In today’s hyper-competitive world, it’s never been more important to have a stellar brand. Product marketing and branding ensure your products make an impression on the right customers or target consumers. But with similar terms like “Brand Positioning”, “Brand Voice”, and “RTB” thrown around, it can be hard to decipher what’s what.

We took our branding lingo and broke them down into 20 simple definitions. Consider it your cheat sheet for brand marketing.


20 Common Brand Terms:

1. Brand: All elements of a company or product’s look and feel, personality, and marketing. This encompasses every creative or marketing element of the company, including the name, logo, packaging design, advertising look and feel, messaging tone of voice, product assortment, innovation pipeline, customer experience, digital advertising, social media presence, and more

2. Brand Strategy: The blueprint for how your brand and customer experience come to life through design, messaging, products, advertising, and activations

3. Brand Positioning: The place you want to own in the target consumer's mind; often in relation to other competitive products or brands that solve a similar need.

4. Mission & Vision:

     Mission statement: The mission is the "how" — it clearly defines the company’s business objectives and its approach to reaching those objectives.
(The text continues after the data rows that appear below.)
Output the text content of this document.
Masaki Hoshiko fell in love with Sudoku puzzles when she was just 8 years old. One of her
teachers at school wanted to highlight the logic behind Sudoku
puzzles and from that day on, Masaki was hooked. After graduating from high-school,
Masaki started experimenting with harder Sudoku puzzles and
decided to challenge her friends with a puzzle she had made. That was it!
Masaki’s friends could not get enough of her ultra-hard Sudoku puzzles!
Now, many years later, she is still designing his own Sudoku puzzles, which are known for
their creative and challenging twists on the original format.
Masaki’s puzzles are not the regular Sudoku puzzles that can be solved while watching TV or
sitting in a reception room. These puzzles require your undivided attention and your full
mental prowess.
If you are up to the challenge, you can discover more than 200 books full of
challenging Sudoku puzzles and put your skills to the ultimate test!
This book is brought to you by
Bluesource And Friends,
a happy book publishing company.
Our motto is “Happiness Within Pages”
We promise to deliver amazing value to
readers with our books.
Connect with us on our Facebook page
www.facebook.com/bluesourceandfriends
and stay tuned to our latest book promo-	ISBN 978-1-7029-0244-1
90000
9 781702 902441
Your mission is what the company will do in order to achieve the vision.  

     Vision statement: The vision is your internal "why" — describes the desired future position of the company and the ultimate goal of what the company wants to accomplish.

5. Brand Purpose: The “why” behind what you do and the higher order reason that your brand exists beyond simply to make money. Brand Purpose is the external way you talk about your Vision Statement.

6. RTB: Reasons to believe (RTBs) are the functional support and product benefits to back up a more emotional positioning

     Positioning: Choosy moms choose Jif.

     RTB: ... because our peanuts are always fresh-roasted to make a nutritious spread that kids find delicious.

7. Brand Manifesto: Longer-form narrative that explains your brand’s positioning and purpose. Manifestos are often written in a way that motivate employees or rally consumers around a common mission

8. Visual Identity: The complete design system that makes up your brand, including logo, packaging, color palette, typography, brand photography/illustration, icon system, etc.

9. Brand Architecture: A tool that organizes your brands, sub-brands, and products/services in a clear hierarchy so customers can easily find the best product for them

10. Brand Personality: The traits that define who our brand looks, feels, sounds, and acts like, and sometimes more importantly, who our brand doesn’t look/feel/sound/act like

11. Voice and Tone: The way the brand sounds in messaging, from word choice to grammar(!)

12. UX: User Experience (UX) is the way your customer interacts with your products or services; often refers to a digital interface

13. CX: Customer experience (CX) is how customers experience your product or brand over a long period of time

14. Customer Journey: The end-to-end process that a customer goes through over time with your brand or product. Can be regarding a specific purchase or more broadly how (s)he might find, adopt, and use your product

15. Consumer Insights: Research on your consumer or customer. Can be done through qualitative (conversation-based) or quantitative (numerical data-based) methodologies

16. IDIs: In-Depth-Interviews (IDIs) are conversations with consumers about a specific topic

17. Ethnographies: The study of someone’s life. Can be done through a mobile app or in-home.  

18. Segmentation: A survey methodology that divides a broad market into sub-groups of consumers, current or potential, based on shared characteristics or demographics

19. DTC: Direct-to-Consumer (DTC) products can be sold to consumers without going through a 3rd party retailer, e.g., Warby Parker, Casper, Dollar Shave Club. Some DTC brands have grown enough to move into brick-and-mortar retailers; however, they are unlike traditional "mall" shopping experiences because the in-person shopping experience is meant to be another form of marketing and to deepen relationships with their consumers.